What a Difference...

About a year ago, give or take, I was in a Wells Fargo branch near my home. At the time, they were running an advertising campaign, which one could best title as "Someday." There where flyers on the table near the door. On the cover was a couple, dressed in light winter clothing, with a string of Christmas lights draped over the woman's hands. They were looking about themselves (she to the left, he to the right) with the grinning excitement of children who'd just been given a toy store as their holiday gift. She held a sign. "Someday I could buy all the things I deam about." The flyer was a promotion for a prize, an annuity to be paid off at the rate of $50,000.00 a year for the next 20 years. Basically, any use of a Visa credit card was a chance at winning the prize.

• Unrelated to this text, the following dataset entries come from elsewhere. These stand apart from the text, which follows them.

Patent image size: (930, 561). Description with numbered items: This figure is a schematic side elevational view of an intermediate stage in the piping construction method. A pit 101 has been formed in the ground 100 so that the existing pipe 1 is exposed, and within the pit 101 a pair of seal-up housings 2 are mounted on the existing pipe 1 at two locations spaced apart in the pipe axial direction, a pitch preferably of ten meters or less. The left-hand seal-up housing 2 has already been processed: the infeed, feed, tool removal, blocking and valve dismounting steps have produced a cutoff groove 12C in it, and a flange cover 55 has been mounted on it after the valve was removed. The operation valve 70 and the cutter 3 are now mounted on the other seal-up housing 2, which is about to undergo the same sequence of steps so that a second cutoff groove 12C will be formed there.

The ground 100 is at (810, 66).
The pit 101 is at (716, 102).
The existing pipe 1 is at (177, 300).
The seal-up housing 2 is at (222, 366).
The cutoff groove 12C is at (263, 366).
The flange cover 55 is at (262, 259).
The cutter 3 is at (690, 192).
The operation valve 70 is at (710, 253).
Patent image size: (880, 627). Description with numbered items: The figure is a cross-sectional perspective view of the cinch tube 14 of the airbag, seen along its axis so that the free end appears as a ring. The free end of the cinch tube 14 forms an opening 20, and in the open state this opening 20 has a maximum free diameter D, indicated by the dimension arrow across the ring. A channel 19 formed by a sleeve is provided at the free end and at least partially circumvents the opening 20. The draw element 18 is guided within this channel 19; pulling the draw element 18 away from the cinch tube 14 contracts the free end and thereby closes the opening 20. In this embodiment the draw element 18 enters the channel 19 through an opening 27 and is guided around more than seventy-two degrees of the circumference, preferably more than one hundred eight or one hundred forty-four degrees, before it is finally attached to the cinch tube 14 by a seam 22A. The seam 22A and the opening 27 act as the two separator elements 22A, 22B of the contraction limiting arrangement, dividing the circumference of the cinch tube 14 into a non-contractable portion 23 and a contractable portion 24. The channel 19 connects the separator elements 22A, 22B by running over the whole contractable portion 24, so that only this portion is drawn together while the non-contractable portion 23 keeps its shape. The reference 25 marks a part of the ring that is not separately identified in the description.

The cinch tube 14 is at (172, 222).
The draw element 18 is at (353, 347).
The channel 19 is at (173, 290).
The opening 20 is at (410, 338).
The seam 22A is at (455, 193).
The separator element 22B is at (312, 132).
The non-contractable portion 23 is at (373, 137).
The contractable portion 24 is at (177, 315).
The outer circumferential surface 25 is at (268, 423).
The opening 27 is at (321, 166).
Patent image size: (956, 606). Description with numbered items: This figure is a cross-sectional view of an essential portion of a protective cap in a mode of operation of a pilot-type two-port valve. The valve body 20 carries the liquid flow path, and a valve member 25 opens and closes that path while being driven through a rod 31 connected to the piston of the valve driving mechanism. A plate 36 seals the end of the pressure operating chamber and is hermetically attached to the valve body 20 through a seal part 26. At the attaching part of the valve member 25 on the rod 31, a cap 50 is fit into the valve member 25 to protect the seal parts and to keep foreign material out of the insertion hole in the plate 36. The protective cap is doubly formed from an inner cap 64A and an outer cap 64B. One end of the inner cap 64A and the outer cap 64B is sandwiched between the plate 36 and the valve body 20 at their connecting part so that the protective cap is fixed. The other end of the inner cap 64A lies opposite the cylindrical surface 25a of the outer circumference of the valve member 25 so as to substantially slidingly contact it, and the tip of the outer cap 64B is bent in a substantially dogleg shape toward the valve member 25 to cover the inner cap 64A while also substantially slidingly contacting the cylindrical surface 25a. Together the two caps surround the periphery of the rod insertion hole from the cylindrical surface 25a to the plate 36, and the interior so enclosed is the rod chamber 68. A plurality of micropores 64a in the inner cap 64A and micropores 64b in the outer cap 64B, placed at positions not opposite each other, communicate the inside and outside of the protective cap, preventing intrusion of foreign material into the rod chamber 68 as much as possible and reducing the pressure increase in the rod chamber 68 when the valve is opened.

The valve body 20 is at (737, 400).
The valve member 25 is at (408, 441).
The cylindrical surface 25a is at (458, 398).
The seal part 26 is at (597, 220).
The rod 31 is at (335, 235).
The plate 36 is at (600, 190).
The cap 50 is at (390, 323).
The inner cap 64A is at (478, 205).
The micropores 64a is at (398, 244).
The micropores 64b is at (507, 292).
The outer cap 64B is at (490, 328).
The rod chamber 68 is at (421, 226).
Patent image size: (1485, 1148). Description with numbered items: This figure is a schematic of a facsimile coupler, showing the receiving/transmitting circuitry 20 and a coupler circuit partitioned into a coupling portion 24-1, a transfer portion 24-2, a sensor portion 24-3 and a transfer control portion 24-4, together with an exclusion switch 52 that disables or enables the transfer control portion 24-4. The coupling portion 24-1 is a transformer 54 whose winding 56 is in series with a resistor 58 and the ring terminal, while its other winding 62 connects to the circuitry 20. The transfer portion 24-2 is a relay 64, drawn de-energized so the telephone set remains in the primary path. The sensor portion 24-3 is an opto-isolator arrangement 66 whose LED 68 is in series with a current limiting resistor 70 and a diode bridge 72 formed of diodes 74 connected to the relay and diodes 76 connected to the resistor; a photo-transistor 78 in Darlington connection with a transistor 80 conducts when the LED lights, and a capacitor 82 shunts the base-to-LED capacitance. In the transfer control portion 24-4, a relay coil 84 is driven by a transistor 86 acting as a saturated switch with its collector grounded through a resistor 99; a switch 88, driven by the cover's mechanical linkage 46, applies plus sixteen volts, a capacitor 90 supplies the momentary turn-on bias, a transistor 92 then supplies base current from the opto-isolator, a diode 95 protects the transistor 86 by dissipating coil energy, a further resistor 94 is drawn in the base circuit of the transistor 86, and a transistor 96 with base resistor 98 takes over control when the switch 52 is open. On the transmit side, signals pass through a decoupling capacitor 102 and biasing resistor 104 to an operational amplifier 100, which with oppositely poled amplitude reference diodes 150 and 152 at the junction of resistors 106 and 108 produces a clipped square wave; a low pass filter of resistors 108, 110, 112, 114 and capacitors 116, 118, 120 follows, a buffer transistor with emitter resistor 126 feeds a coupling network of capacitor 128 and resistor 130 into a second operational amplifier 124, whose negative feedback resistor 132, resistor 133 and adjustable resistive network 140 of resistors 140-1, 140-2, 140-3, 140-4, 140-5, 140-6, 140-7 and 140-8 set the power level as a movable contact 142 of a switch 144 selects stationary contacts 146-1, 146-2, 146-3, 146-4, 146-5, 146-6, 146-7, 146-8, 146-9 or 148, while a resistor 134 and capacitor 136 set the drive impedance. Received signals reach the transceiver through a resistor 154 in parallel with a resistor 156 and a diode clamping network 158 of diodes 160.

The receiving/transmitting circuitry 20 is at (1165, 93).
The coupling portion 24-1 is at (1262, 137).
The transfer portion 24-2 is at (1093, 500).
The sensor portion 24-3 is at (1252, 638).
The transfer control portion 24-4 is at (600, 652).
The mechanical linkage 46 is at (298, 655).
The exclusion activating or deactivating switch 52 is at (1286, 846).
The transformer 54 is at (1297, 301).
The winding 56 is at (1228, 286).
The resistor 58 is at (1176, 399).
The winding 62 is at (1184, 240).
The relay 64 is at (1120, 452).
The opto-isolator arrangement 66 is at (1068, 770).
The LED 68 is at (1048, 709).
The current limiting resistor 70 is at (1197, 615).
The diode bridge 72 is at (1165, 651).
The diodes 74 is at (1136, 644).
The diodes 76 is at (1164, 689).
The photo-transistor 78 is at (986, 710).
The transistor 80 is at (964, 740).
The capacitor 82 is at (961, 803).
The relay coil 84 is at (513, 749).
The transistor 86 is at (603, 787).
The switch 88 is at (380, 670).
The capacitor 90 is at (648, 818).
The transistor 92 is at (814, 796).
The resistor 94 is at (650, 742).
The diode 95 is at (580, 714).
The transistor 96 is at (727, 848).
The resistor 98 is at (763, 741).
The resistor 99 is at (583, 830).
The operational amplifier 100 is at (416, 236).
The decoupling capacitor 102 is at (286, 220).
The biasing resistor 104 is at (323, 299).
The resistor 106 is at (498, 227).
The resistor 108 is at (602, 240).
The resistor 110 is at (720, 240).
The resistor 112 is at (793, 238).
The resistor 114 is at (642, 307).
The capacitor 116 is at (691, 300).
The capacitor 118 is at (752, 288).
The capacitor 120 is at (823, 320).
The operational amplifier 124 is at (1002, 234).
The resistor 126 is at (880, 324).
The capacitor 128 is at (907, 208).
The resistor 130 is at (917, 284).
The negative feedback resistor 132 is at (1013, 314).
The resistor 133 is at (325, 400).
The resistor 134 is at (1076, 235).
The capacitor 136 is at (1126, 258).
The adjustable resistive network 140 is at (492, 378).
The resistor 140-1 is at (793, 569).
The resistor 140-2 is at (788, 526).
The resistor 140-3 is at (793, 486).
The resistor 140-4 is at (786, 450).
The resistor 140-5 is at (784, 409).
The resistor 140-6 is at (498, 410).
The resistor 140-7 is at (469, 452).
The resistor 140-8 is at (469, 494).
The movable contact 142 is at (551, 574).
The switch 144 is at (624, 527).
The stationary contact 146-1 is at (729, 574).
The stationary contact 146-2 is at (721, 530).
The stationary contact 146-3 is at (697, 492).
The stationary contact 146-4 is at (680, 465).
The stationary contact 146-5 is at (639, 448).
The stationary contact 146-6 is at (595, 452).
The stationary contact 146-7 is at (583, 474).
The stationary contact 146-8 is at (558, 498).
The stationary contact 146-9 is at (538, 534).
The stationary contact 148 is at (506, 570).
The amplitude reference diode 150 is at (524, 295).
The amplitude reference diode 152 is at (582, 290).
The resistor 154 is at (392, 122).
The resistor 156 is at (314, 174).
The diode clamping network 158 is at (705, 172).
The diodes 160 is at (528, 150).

I'd picked up the flyer because it struck me as indicative of the problem with banking at the time. Banks, as I had been raised to believe, were places where one kept money for safekeeping, and perhaps as a sort of investment (I seem to remember promised interest rates being higher when I was a child). So it seemed somehow broken to me to have banks pushing borrowing as a means of funding consumption, which, as we all are now painfully aware, is unsustainable in the long run. Now, I'm not a complete naif. I understand that banking is a business. And that the point behind business is to make money. It's just that this struck me as the bank pushing a program that wasn't in the best interests of its customers, and I was somewhat impressed that they would be so brazen about it.

A while back, I received a flyer in the mail from Wells Fargo. "50 Ways To Spend $50," it proclaimed. On the list were things like a Window box, Cordless phone, Twenty cups of coffee and New Jeans. Not wanting to be seen as promoting nothing but profligacy in difficult economic times, Savings bond and Give to charity also made the list. The pitch was for new Wells Fargo checking accounts. Open one with at least $100.00, the pitch promised, and Wells Fargo would kick in another $50.00. (I find myself wondering what the catch is - after all, the smart thing to do is to open a $100.00 account, wait for them to deposit the promised $50.00, and then close the account, and shift the money to savings. Surely Wells Fargo knows this, and has something in place to prevent such a move, or there are enough fees and whatnot that they're sure to get the $50.00, and then some, back from you no matter what you do. On the other hand, they could simply be that hard up for new depositors that they're willing to take the risk.)

In both cases, the bank seemed to be working to promote spending. But I find it interesting that this time they're pushing you to spend money that they'll give you, rather than money that they'll lend to you.